Büyük bir emek ve maliyetle üretilen kaysının üreticisinin pazarlama sorunu yaşadığını söyleyen Akçadağ Ziraat Odası Eski Yöneticisi Ali Seydi Köroğlu, “1980-2000 yılları arasında kayısı kooperatifleri ve kayısı birliği vardı ve pek pazar sorunu yaşanmıyordu. Tüccarla anlaşamayan birliğe, birlikle anlaşamayan tüccara ürününü satabiliyordu. Rekabet vardı, fiyatlarda istikrar vardı. Kayısı birliği devlet tarafından kapatıldı ve üretici tüccarın insafına terk edildi. 2018 yılı hasadı ya yok pahasına satıldı ya da halen çiftçinin ambarlarında ne olacağı belli olmadan bekletiliyor” dedi. Şu anda kayısı fiyatlarının ayaklar altında olduğunu aktaran Köroğlu, “Tefeci tüccarlar, maliyetin çok altında fiyat teklif ediyor. Borç batağındaki üreticiler icralarla, faizlerle baş edemediğinden dolayı tüccarların teklif ettiği fiyatlara boyun eğmek zorunda kalıyor. Üretici canından bezmiş durumda. Her yıl binlerce kayısı ağacı kesiliyor. Üzülerek söylemek gerekir ki, kayısı üretimi de bitmekle karşı karşıyadır” dedi.

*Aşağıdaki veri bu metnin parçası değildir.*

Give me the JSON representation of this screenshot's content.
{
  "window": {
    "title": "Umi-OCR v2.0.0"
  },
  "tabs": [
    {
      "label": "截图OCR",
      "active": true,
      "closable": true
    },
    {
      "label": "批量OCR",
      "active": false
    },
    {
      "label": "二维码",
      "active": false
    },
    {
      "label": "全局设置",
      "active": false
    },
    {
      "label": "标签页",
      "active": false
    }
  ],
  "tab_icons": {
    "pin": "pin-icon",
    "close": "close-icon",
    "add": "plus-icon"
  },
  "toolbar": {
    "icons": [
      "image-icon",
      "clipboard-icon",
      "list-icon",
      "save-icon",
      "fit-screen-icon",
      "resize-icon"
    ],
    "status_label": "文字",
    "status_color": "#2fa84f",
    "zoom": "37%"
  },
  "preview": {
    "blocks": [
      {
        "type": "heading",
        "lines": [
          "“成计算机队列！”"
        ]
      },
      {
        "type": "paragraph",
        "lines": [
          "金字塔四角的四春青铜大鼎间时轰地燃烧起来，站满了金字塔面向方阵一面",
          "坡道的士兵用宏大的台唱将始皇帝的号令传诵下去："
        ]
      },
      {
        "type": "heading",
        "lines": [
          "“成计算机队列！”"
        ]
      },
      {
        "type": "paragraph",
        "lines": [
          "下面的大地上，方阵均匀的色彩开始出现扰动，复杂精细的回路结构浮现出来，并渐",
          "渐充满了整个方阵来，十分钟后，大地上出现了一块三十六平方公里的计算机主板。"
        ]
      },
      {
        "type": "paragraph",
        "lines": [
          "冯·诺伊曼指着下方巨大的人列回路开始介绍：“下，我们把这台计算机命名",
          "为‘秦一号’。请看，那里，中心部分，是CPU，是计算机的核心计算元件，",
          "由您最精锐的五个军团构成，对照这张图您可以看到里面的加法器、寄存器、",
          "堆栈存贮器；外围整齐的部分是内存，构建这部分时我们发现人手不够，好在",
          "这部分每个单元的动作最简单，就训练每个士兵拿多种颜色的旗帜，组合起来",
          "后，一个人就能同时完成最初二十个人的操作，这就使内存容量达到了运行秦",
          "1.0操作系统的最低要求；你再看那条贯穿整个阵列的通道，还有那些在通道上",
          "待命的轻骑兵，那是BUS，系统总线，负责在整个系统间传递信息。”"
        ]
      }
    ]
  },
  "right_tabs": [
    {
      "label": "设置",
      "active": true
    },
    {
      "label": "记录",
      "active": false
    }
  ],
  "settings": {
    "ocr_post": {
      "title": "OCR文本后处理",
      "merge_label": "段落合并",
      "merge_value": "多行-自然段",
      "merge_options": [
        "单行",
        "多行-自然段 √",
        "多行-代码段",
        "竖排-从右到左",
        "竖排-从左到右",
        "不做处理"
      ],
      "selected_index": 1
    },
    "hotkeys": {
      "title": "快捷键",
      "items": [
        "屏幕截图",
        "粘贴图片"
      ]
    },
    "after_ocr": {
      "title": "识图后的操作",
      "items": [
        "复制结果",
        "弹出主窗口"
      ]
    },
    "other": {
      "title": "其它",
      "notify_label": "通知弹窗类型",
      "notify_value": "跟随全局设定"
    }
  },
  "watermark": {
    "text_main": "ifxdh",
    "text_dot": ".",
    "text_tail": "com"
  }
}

‘ÜRETİM DOĞANIN KADERİNE HAVALE EDİLDİ’

Kayısının hem il, hem de ülke için kayda değer bir gelir kaynağı olduğunu vurgulayan Ziraat Mühendisi Hasan Avcı, bu gelirin minimum 400 milyon dolar olduğunu söyleyerek, gelen iktidarların bunu geliştirmek için girişimde bulunmadığını belirtti. Ülkenin içinde bulunduğu krizi hatırlatan Avcı, “Ekonomik krize en az maruz kalması gereken sektör tarım sektörü olmalıdır. Çünkü; tarım ürünleri zorunlu ihtiyaçlar sınıfındadır ve talep esnekliği düşük seviyededir. Dolayısıyla dayanıklı tüketim malları kadar olumsuz etkilenmemesi gerekir. Ama ülkemizde bu genel doğru işlememektedir. Mecliste çıkarılan torba yasalar misali tüm sektörler aynı torbaya konulmuş olup yükün büyük bölümü de tarım sektörüne bindirilmiştir” dedi. Kayısının bu krizden iki temel yönde etkilendiğini söyleyen Avcı,  “Biri üreticinin örgütsüz ve dağınık oluşu ve buna bağlı olarak ürünün hiçbir tarım desteği kapsamında olmayışı diğeri de tarım girdilerindeki aşırı fiyat artışı. Bu girdilerden ilaçta yüzde 70-80, gübrede ise yüzde 90-100 gibi bir artış yaşandı” dedi.  Tüm bunların sonucunda üreticinin üretim için gerekli olan görevlerini yapamadığını söyleyen Avcı, “Gelecek yılın kayısı üretimi doğanın kaderine havale edilmiştir” dedi. 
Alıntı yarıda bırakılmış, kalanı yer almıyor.